To the editor:
A recent Blood paper by Hill et al1 suggested a link between the risk of developing non-Hodgkin lymphoma (NHL) and polymorphic variations in several genes involved in DNA strand break induction and DNA repair pathways. We examined 2 of these polymorphisms where Hill et al reported statistically significant associations, in the Recombination-activating 1 (RAG1) gene (K820R; odds ratio [OR] = 2.7 [AA vs GG], 95% confidence interval [CI], 1.4-5.0) and the Breast cancer 2 (BRCA2) gene (N372H; OR = 1.5 [AA vs CC], 95% CI, 1.0-2.1), in a United Kingdom case-control study of lymphoma.
Local ethical approval was obtained for this research. Informed consent was obtained in accordance with the Declaration of Helsinki.

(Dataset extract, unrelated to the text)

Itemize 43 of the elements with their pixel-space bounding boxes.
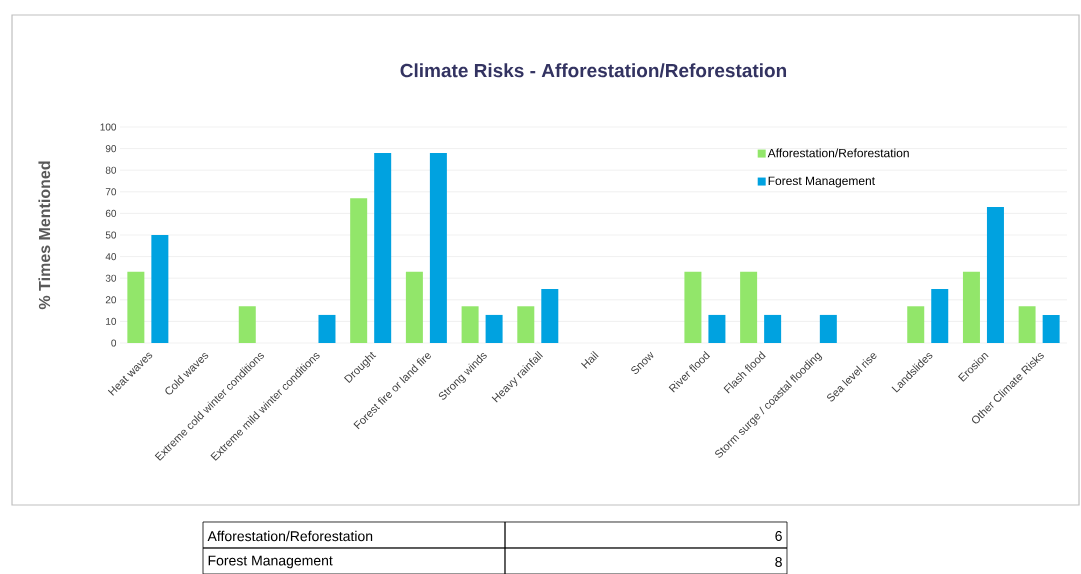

A total of 741 white patients with NHL and 806 white control participants randomly selected from population registers were recruited as part of a lymphoma case-control study conducted in parts of north and southwest England.2 Our study participants consented to give a blood sample, and represented 67% of patients with incident NHL aged 16 to 69 years in the study area and 66% of the control participants who were contacted successfully. We genotyped the participants' DNA while blinded to case-control status using TaqMan SNP genotyping assays (Applied Biosystems, Warrington, United Kingdom) and ABI PRISM 7000 software (Applied Biosystems). To assess the reliability of the Taqman assays, 20 samples were randomly selected for direct DNA sequencing: concordance with TaqMan was 100% for both polymorphisms. Among our control population, RAG1 K820R and BRCA2 N372H were in Hardy-Weinberg equilibrium, and the distributions of variants were consistent with those reported by Hill et al and the cancer genome anatomy project SNP500 cancer database.3 Unmatched statistical analyses to estimate ORs and 95% CIs were conducted using unconditional logistic regression adjusting for age and sex,4 and the likelihood ratio test was used to test for interactions.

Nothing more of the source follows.